Energy Efficient Capture and Release of Carbon Dioxide in Tetraalkyl Phosphonium and Tetraalkyl Ammonium Ionic Liquids

Monday, 6 October 2014: 15:20
Expo Center, 1st Floor, Universal 3 (Moon Palace Resort)
J. Rheinhardt and D. A. Buttry (Arizona State University)
Described herein is an electrochemical method for the energy efficient capture and release of CO2 that employs electrochemically-generated thiolates as the CO2 capture agents.  In N,N-dimethylformamide at glassy carbon electrodes the onset of CO2 reduction precludes capture by electrochemically generated thiolates.  This is not the case in tetraalkyl phosphonium and tetraalkyl ammonium ionic liquids.  In these media saturated with CO2, electrochemical reduction of disulfides to thiolates proceeds via a two-electron process with potential inversion.1  One-electron reduction of the disulfide results in dissociative electron transfer (DET), the first step of which is the formation of a short-lived radical anion.2  The S–S σ bond of the radical anion is subsequently cleaved leading to a thiolate and a sulfur-based radical.2  Resultant sulfur radicals are reduced at potentials positive of the potential applied for reduction of the corresponding disulfide.  Thus, electrochemical thiolate generation is best formulated as a two-electron reduction with concomitant disulfide cleavage.3  In this presentation we will show that the potent, electrochemically generated sulfur nucleophiles capture CO2 via a facile SN2 reaction leading to formation of a thiocarbonate (Scheme 1).  We will further demonstrate that the mechanism for the release of CO2 and regeneration of the disulfide is the one-electron Kolbe oxidation of the thiocarbonate followed by coupling of two sulfur radicals (Scheme 2).4  Cyclic voltammograms show that thiocarbonate oxidation occurs at potentials positive of thiolate oxidation.  Increases in the peak-to-peak separation between thiolate oxidation and thiocarbonate oxidation have been ameliorated by targeted modifications to the disulfide. 

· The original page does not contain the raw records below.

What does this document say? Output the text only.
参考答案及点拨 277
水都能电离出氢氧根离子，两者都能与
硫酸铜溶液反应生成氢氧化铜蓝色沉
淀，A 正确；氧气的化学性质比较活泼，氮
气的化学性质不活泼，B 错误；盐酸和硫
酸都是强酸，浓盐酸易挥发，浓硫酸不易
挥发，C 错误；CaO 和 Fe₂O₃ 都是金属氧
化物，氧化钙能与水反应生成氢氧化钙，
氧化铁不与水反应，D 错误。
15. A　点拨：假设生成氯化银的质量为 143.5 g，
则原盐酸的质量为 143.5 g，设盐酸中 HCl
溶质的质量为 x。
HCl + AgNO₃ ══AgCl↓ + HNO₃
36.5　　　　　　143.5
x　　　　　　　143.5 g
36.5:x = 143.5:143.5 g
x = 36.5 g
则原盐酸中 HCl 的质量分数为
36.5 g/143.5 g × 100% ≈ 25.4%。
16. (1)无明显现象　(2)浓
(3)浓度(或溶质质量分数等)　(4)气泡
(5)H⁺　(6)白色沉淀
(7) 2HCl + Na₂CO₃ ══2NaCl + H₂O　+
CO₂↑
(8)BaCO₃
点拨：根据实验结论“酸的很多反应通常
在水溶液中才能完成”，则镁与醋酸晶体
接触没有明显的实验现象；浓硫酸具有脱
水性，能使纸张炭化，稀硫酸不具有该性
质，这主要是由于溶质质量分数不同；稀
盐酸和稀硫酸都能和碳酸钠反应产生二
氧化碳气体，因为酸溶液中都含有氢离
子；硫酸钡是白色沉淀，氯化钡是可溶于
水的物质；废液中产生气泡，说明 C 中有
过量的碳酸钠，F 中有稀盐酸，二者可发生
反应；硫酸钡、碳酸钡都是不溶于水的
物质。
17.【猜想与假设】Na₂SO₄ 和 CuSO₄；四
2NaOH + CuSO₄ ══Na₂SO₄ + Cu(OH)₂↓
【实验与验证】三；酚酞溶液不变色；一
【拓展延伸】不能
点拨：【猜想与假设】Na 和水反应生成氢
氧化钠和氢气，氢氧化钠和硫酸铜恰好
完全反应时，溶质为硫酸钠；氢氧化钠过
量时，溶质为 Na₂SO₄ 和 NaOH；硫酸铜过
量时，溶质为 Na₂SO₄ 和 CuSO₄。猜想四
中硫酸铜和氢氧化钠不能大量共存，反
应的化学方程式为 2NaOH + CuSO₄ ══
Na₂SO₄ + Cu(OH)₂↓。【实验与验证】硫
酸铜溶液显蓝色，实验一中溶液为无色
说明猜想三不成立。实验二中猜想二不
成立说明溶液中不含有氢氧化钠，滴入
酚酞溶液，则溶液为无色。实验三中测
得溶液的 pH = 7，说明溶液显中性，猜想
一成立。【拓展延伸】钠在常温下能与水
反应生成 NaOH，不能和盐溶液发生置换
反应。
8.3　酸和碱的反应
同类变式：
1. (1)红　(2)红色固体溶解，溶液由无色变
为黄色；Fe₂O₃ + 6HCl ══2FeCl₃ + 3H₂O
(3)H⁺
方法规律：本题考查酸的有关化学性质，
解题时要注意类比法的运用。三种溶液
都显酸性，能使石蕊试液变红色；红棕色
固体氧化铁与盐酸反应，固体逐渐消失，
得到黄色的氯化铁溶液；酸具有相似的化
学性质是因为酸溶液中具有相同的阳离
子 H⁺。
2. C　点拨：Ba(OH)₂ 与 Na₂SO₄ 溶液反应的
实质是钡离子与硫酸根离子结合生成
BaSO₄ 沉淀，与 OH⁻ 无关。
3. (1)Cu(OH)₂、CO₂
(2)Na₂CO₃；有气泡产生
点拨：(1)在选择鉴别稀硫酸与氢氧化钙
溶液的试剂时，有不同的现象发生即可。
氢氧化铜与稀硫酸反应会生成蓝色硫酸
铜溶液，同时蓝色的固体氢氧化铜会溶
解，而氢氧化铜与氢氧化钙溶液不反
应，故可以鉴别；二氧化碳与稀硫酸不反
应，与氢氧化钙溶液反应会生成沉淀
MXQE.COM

(1)  Evans, D. H. Chem. Rev. 2008, 108, 2113–2144.

(2)  (a) Antonello, S.; Benassi, R.; Gavioli, G.; Taddei, F.; Maran, F.  J. Am. Chem. Soc. 2002, 104, 7529–7538.  (b) Meneses, A. B.; Antonello, S.; Arévalo, M. C.; Gonzáles, C. C.; Sharma, J.; Wallette, A. N.; Workentin, M. S.; Maran, F.  Chem. Eur. J. 2007, 13, 7983­–7995.

(3)  Hall, G. B.; Kottani, R.; Felton, G. A. N.; Yamamoto, T.; Evans, D. H.; Glass, R. S.; Lichtenberger, D. L.  J. Am. Chem. Soc. 2014, 136, 4012–4018.

(4)  Vijh, A. K.; Conway, B. E.; Chem. Rev. 1967, 67, 623–664.